Luxembourg 1929 Holding Companies (offshore companies) have failed the terms of the OECD’s review of harmful tax practices
Report filed under: Offshore Banking and Savings Guides » Offshore Company Formation & Business Offshore
Sat, October 07, 2006 - 3:52 pm EET
The Organisation for Economic Co-operation and Development (OECD) has undertaken an extensive and far reaching review of all OECD member nations’ tax regimes to ensure that no unfair taxation treatment was possible in or between nations and the findings of their survey were finally published at the end of September.
Unfortunately for some, Luxembourg offshore companies have fallen under the OECD spotlight as failing to meet the standards set for the removal of unfair taxation treatment and Luxembourg as a result has disappointed the OECD Committee on Fiscal Affairs.
Luxembourg was the only nation to fail the standards and tests set by the OECD – although Belgium came close – and as a result pressure is now being put on the nation by both the Organisation for Economic Co-operation and Development and the European Union.
Basically the Luxembourg offshore companies that have resulted in the nation being targeted by the OECD are Luxembourg 1929 Holding Companies.

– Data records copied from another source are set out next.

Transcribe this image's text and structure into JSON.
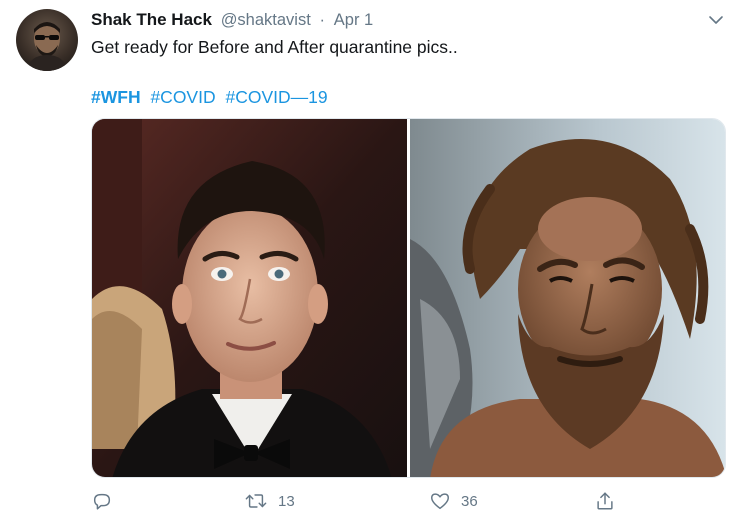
{
  "author": {
    "display_name": "Shak The Hack",
    "handle": "@shaktavist",
    "separator": "·",
    "date": "Apr 1"
  },
  "tweet": {
    "text": "Get ready for Before and After quarantine pics..",
    "hashtags": [
      "#WFH",
      "#COVID",
      "#COVID—19"
    ]
  },
  "actions": {
    "reply_count": "",
    "retweet_count": "13",
    "like_count": "36"
  },
  "colors": {
    "link": "#1b95e0",
    "secondary_text": "#657786",
    "primary_text": "#14171a",
    "border": "#e1e8ed"
  },
  "icons": {
    "caret": "chevron-down-icon",
    "reply": "reply-icon",
    "retweet": "retweet-icon",
    "like": "heart-icon",
    "share": "share-icon"
  }
}
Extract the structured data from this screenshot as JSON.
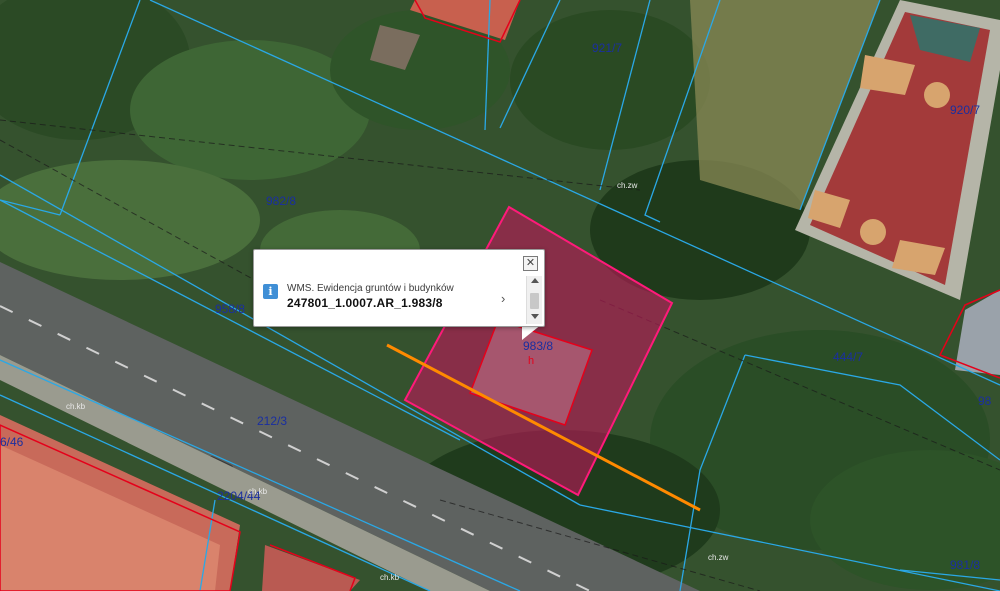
{
  "map": {
    "parcel_labels": {
      "p1": "921/7",
      "p2": "920/7",
      "p3": "982/8",
      "p4": "958/8",
      "p5": "983/8",
      "p6": "444/7",
      "p7": "212/3",
      "p8": "2204/44",
      "p9": "6/46",
      "p10": "981/8",
      "p11": "98"
    },
    "building_marker": "h",
    "small_labels": {
      "s1": "ch.kb",
      "s2": "ch.kb",
      "s3": "ch.zw",
      "s4": "ch.zw",
      "s5": "ch.kb"
    },
    "colors": {
      "parcel_boundary": "#2aa8e6",
      "highlight_fill": "#c0185a",
      "highlight_border": "#ff1a7a",
      "building_outline": "#e5001a",
      "measure_line": "#ff8a00",
      "parcel_label": "#1a2fa0"
    }
  },
  "popup": {
    "close_label": "✕",
    "info_icon": "i",
    "layer_name": "WMS. Ewidencja gruntów i budynków",
    "feature_id": "247801_1.0007.AR_1.983/8",
    "next_label": "›"
  }
}
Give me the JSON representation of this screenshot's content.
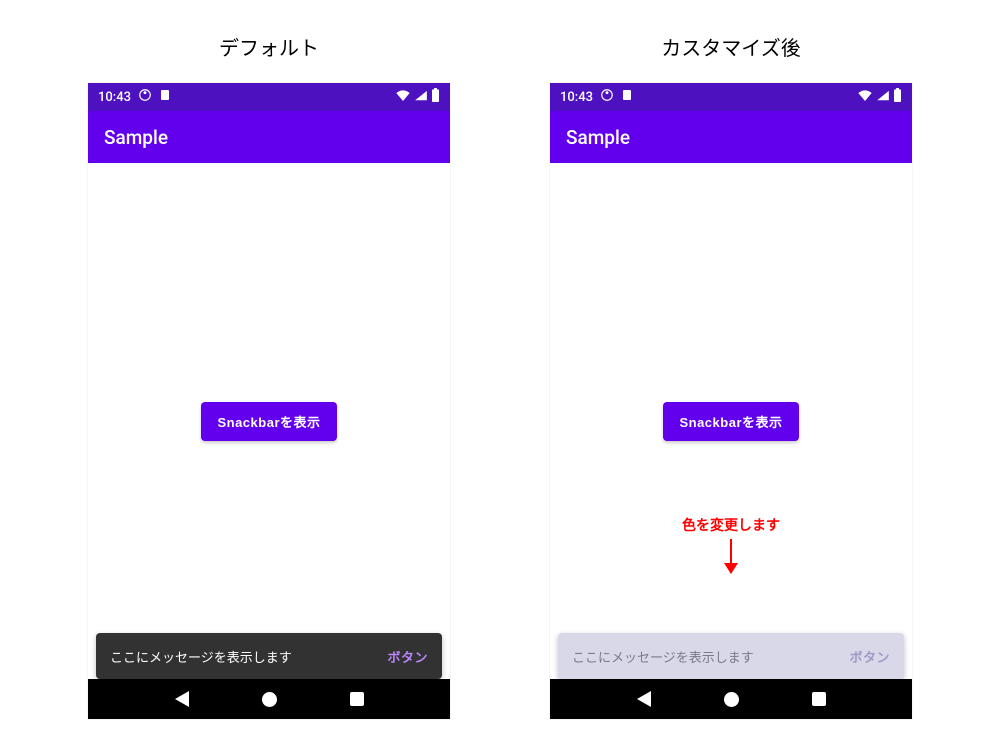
{
  "labels": {
    "default_title": "デフォルト",
    "custom_title": "カスタマイズ後"
  },
  "status": {
    "time": "10:43"
  },
  "app": {
    "title": "Sample",
    "button_label": "Snackbarを表示"
  },
  "snackbar": {
    "message": "ここにメッセージを表示します",
    "action": "ボタン"
  },
  "annotation": {
    "text": "色を変更します"
  },
  "colors": {
    "primary": "#6200EE",
    "status_bar": "#4D11C0",
    "snackbar_dark_bg": "#323232",
    "snackbar_light_bg": "#D8D8E8",
    "snackbar_action_dark": "#BB86FC",
    "annotation": "#ff0000"
  }
}
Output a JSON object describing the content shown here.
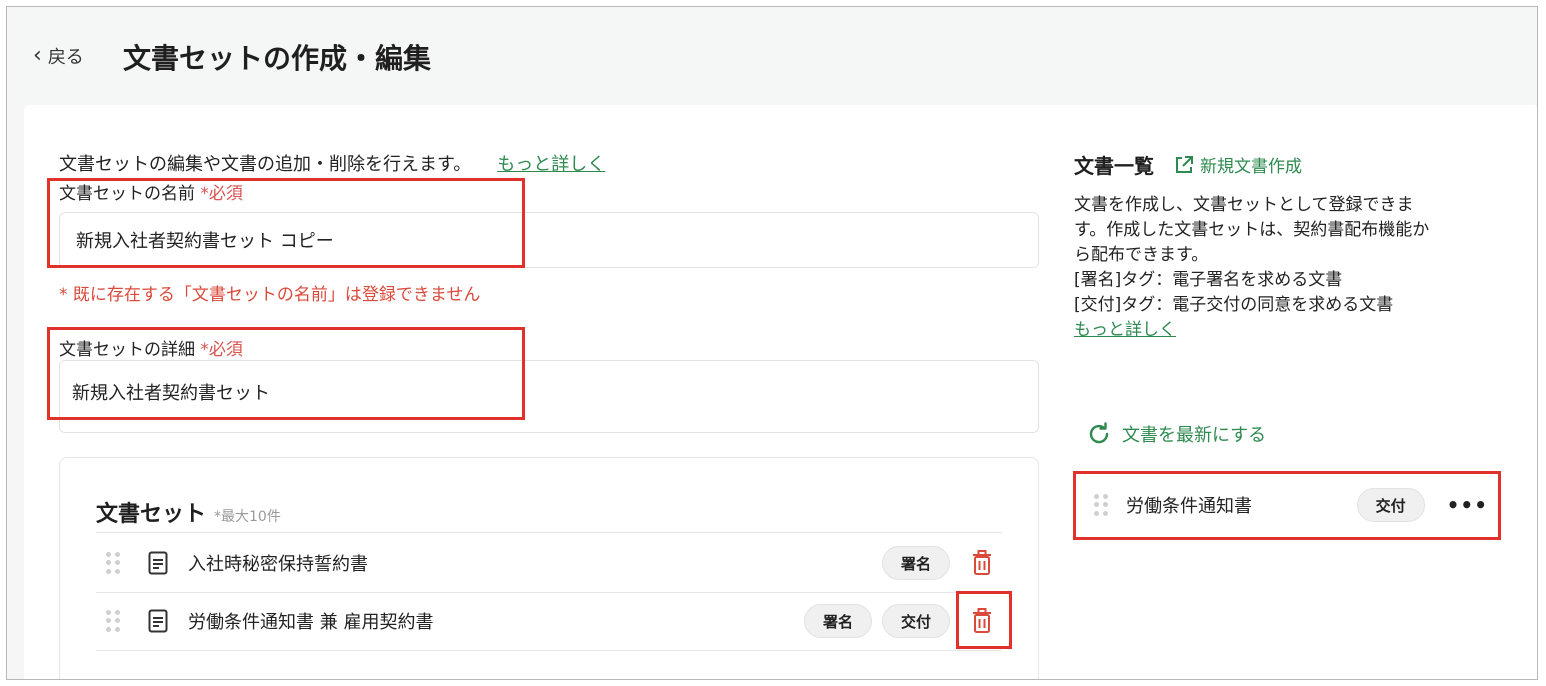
{
  "header": {
    "back_label": "戻る",
    "title": "文書セットの作成・編集"
  },
  "intro": {
    "text": "文書セットの編集や文書の追加・削除を行えます。",
    "more_link": "もっと詳しく"
  },
  "fields": {
    "name": {
      "label": "文書セットの名前",
      "required": "*必須",
      "value": "新規入社者契約書セット コピー",
      "error": "* 既に存在する「文書セットの名前」は登録できません"
    },
    "detail": {
      "label": "文書セットの詳細",
      "required": "*必須",
      "value": "新規入社者契約書セット"
    }
  },
  "document_set": {
    "title": "文書セット",
    "note": "*最大10件",
    "items": [
      {
        "name": "入社時秘密保持誓約書",
        "tags": [
          "署名"
        ]
      },
      {
        "name": "労働条件通知書 兼 雇用契約書",
        "tags": [
          "署名",
          "交付"
        ]
      }
    ]
  },
  "document_list": {
    "title": "文書一覧",
    "new_doc_label": "新規文書作成",
    "description_lines": [
      "文書を作成し、文書セットとして登録できま",
      "す。作成した文書セットは、契約書配布機能か",
      "ら配布できます。",
      "[署名]タグ：電子署名を求める文書",
      "[交付]タグ：電子交付の同意を求める文書"
    ],
    "more_link": "もっと詳しく",
    "refresh_label": "文書を最新にする",
    "items": [
      {
        "name": "労働条件通知書",
        "tag": "交付",
        "menu": "•••"
      }
    ]
  },
  "colors": {
    "accent_green": "#2e8a4f",
    "required_red": "#d9534f",
    "highlight_red": "#e0312b"
  }
}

These offshore company structures are not covered by any of the nation’s double taxation treaties and are only subject to minimal amounts of taxation despite being remodelled following the European Union’s recent clamp down on cross border tax evasion and its efforts to improve information sharing as handled under legislation such as the EU Savings Tax Directive and the EU Interest and Royalty Directive.
When the OECD began its review of tax practices back in 2000 it cited 47 nations as having potentially harmful practices in place, but between announcing the initiation of the review and producing the results of it on September 26th 2006 only Luxembourg has failed to impress the Organisation.
On the whole the review is being heralded as a success but the Committee on Fiscal Affairs’ chairman Paolo Ciocca pointed out in a press conference that his organisation’s work was not at an end and that there would be an ongoing control and review of changes to taxation practices in all of the nations that fall within the OECD remit. Furthermore, while Luxembourg offshore companies remain under the OECD spotlight the nation has some significant changes to make if it is to avoid being blacklisted.